Slip resistant flooring, which doesn't look like 'safety' flooring, can be fitted throughout your home, and while occ8tpation therapists pinpoint rugs as trip hazards, anti slip mats under the rug can help stop it moving.
Helen Mahon, of Dream Doors Norfolk, offers a large number of solutions for 'futurising' our homes.
"We often get asked to make adjustments for disabilities or old age and it's something that can easily be accommodated. To be honest I think if you are 50 -60 plus and having a new kitchen put it, it's sensible to consider things that might make life easier a few years down the track and there are lots of simple things that will still give you a stylish kitchen," she says.

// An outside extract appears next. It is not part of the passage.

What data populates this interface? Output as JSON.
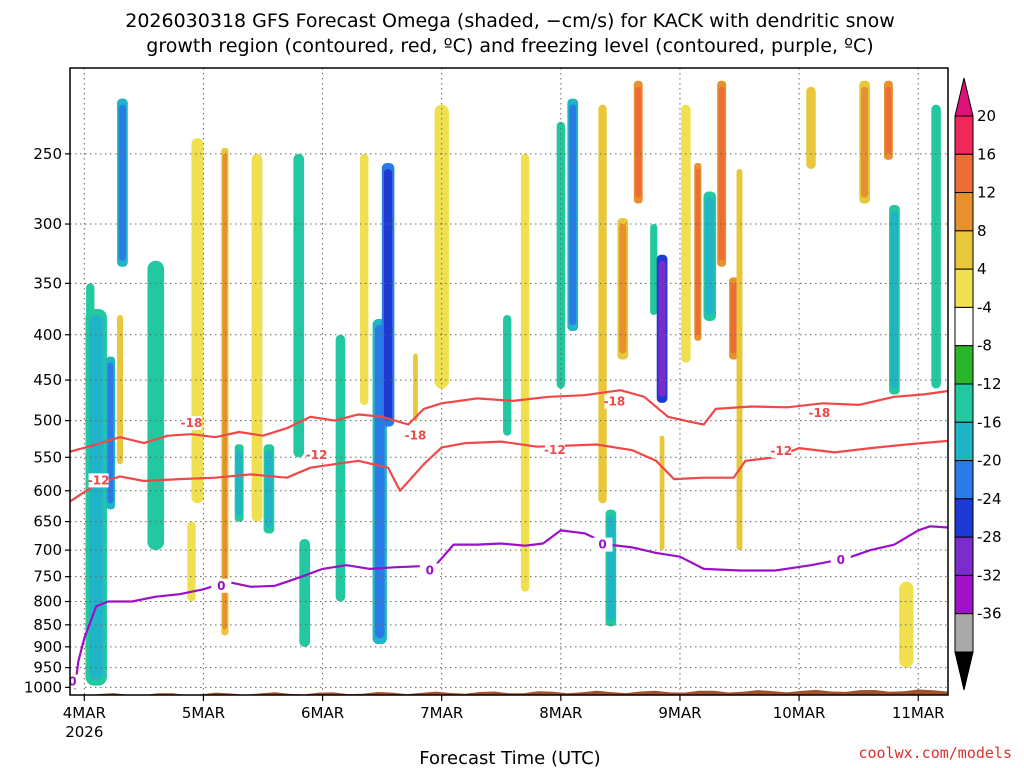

Among other solutions she highlights easy to grip taps and cupboard handles, internal drawers added to base units which bring the contents of the cupboard to you so you do not have to get down (and up again) on hands and knees to reach the back of cupboards and installing an oven into a tower unit rather than under a counter to save bending down to take hot heavy stuff out of the oven.
"The Neff Slide and Hide ovens are a fantastic idea in terms of access as the door slides right under the bottom of the oven so you don't have to reach to get things out," she adds.
Kitchen, bathroom and tech experts will also be able to offer high tech solutions and ideas too, from kitchen appliances that can re-order supplies when we're running low to smart systems to control heating, lighting, security and home entertainment.
If an assessment is needed to discover what design changes, adaptations and accessories may help, contact local social services and ask for an occupational therapy or Trusted Assessor assessment.
Visit the Disabled Living Foundation (DLF)'s free online self assessment tool which offers advice, suggestions and supplier details depending on the answers given to easy to follow questionnaires.